Looking At All The Disney Characters Who Somehow Own Houses Even Tho We Can’t

Disney houses

I know everyone’s tired of the same old schpiel: millennials have it harder, we’re not getting paid enough to live in an increasingly expensive environment and the dream of buying a house is all but extinct.

Well, people who are tired of this same old schpiel are probably people in a position to buy their own house, so you guys don’t get a say. Shhhhhh.

So while we wallow in our own self-pity, why not do a bit of window shopping, ey? We might not be able to buy but at least we can take a look at what other people own.

But because regular houses become quite dull and repetitive after a while, let’s switch it up and have a looksie at some Disney houses and become jealous of fictional homeowners.

1. WINNIE THE POOH

Well would ya look at this cozy, one-bedroom studio tree? I’d happily live here in a heartbeat.

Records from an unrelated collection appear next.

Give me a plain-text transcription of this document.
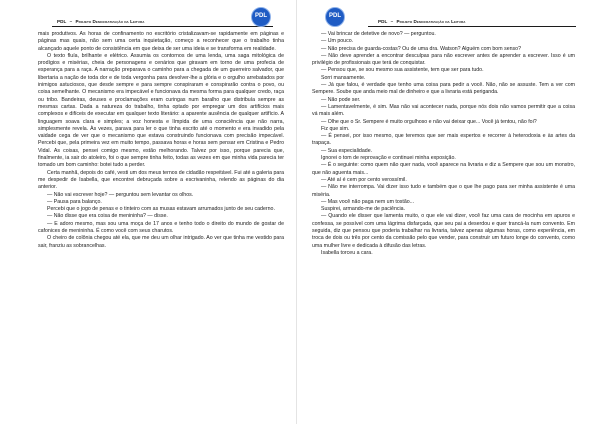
PDL – Projeto Democratização da Leitura
PDL

mais produtivos. As horas de confinamento no escritório cristalizavam-se rapidamente em páginas e páginas mas quais, não sem uma certa inquietação, começo a reconhecer que o trabalho tinha alcançado aquele ponto de consistência em que deixa de ser uma ideia e se transforma em realidade.

O texto fluía, brilhante e elétrico. Assumia os contornos de uma lenda, uma saga mitológica de prodígios e misérias, cheia de personagens e cenários que giravam em torno de uma profecia de esperança para a raça. A narração preparava o caminho para a chegada de um guerreiro salvador, que libertaria a nação de toda dor e de toda vergonha para devolver-lhe a glória e o orgulho arrebatados por inimigos astuciosos, que desde sempre e para sempre conspiraram e conspirarão contra o povo, ou coisa semelhante. O mecanismo era impecável e funcionava da mesma forma para qualquer credo, raça ou tribo. Bandeiras, deuses e proclamações eram curingas num baralho que distribuía sempre as mesmas cartas. Dada a natureza do trabalho, tinha optado por empregar um dos artifícios mais complexos e difíceis de executar em qualquer texto literário: a aparente ausência de qualquer artifício. A linguagem soava clara e simples; a voz honesta e límpida de uma consciência que não narra, simplesmente revela. Às vezes, parava para ler o que tinha escrito até o momento e era invadido pela vaidade cega de ver que o mecanismo que estava construindo funcionava com precisão impecável. Percebi que, pela primeira vez em muito tempo, passava horas e horas sem pensar em Cristina e Pedro Vidal. As coisas, pensei comigo mesmo, estão melhorando. Talvez por isso, porque parecia que, finalmente, ia sair do atoleiro, foi o que sempre tinha feito, todas as vezes em que minha vida parecia ter tomado um bom caminho: botei tudo a perder.

Certa manhã, depois do café, vesti um dos meus ternos de cidadão respeitável. Fui até a galeria para me despedir de Isabella, que encontrei debruçada sobre a escrivaninha, relendo as páginas do dia anterior.

— Não vai escrever hoje? — perguntou sem levantar os olhos.

— Pausa para balanço.

Percebi que o jogo de penas e o tinteiro com as musas estavam arrumados junto de seu caderno.

— Não disse que era coisa de menininha? — disse.

— E adoro mesmo, mas sou uma moça de 17 anos e tenho todo o direito do mundo de gostar de cafonices de menininha. É como você com seus charutos.

O cheiro de colônia chegou até ela, que me deu um olhar intrigado. Ao ver que tinha me vestido para sair, franziu as sobrancelhas.

PDL – Projeto Democratização da Leitura
PDL

— Vai brincar de detetive de novo? — perguntou.

— Um pouco.

— Não precisa de guarda-costas? Ou de uma dra. Watson? Alguém com bom senso?

— Não deve aprender a encontrar desculpas para não escrever antes de aprender a escrever. Isso é um privilégio de profissionais que terá de conquistar.

— Pensou que, se sou mesmo sua assistente, tem que ser para tudo.

Sorri mansamente.

— Já que falou, é verdade que tenho uma coisa para pedir a você. Não, não se assuste. Tem a ver com Sempere. Soube que anda meio mal de dinheiro e que a livraria está periganda.

— Não pode ser.

— Lamentavelmente, é sim. Mas não vai acontecer nada, porque nós dois não vamos permitir que a coisa vá mais além.

— Olhe que o Sr. Sempere é muito orgulhoso e não vai deixar que... Você já tentou, não foi?

Fiz que sim.

— É pensei, por isso mesmo, que teremos que ser mais espertos e recorrer à heterodoxia e às artes da trapaça.

— Sua especialidade.

Ignorei o tom de reprovação e continuei minha exposição.

— É o seguinte: como quem não quer nada, você aparece na livraria e diz a Sempere que sou um monstro, que não aguenta mais...

— Até aí é cem por cento verossímil.

— Não me interrompa. Vai dizer isso tudo e também que o que lhe pago para ser minha assistente é uma miséria.

— Mas você não paga nem um tostão...

Suspirei, armando-me de paciência.

— Quando ele disser que lamenta muito, o que ele vai dizer, você faz uma cara de mocinha em apuros e confessa, se possível com uma lágrima disfarçada, que seu pai a deserdou e quer trancá-la num convento. Em seguida, diz que pensou que poderia trabalhar na livraria, talvez apenas algumas horas, como experiência, em troca de dois ou três por cento da comissão pelo que vender, para construir um futuro longe do convento, como uma mulher livre e dedicada à difusão das letras.

Isabella torceu a cara.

Granted, nature is awful and the lack of air conditioning might prove a tad stifling in the summer months, but ol’ mate Winnie‘s living the white-picket-fence dream. Minus the white picket fence, that is.

2. ELSA

It’s pretty, no doubt about it. Magnificent architecture in a private location, you’d be pressed to find junk mail in your frozen letterbox that’s for sure.

Yes, Elsa‘s ice castle is an absolute marvel but would I be a tad cold? Who cares? It’s still a property. I’d trade frostbite for a mortgage any day of the week.

3. MICKEY MOUSE

An abode with a slide in what appears to be a friendly neighbourhood? Mickey and Minnie are living the life.

I’d personally opt for a more subtle paint job but I wouldn’t pass up the chance to own a modern-day playhouse in an affluent area. I’m so jelly.

4. BEAST

Ugh, he inherited this mansion from his rich family. Must be nice, Beast. Must be nice.

5. URSULA

Would it be physically impossible for me to live in Ursula‘s sick underwater cave? Absolutely. Do I want to anyway? You betcha.

Minus the whole ‘inability to breathe underwater’ debacle, the place in general looks like a solid investment. Interesting design, beautiful view and honestly it’d be the perfect excuse not to have to throw a housewarming.

6. SEVEN DWARFS

Okay so technically they own the place but c’mon, there’s like seven of them in there. That’s basically like an overcrowded sharehouse and I’ve done that many times before.

Still beats my current situation, though.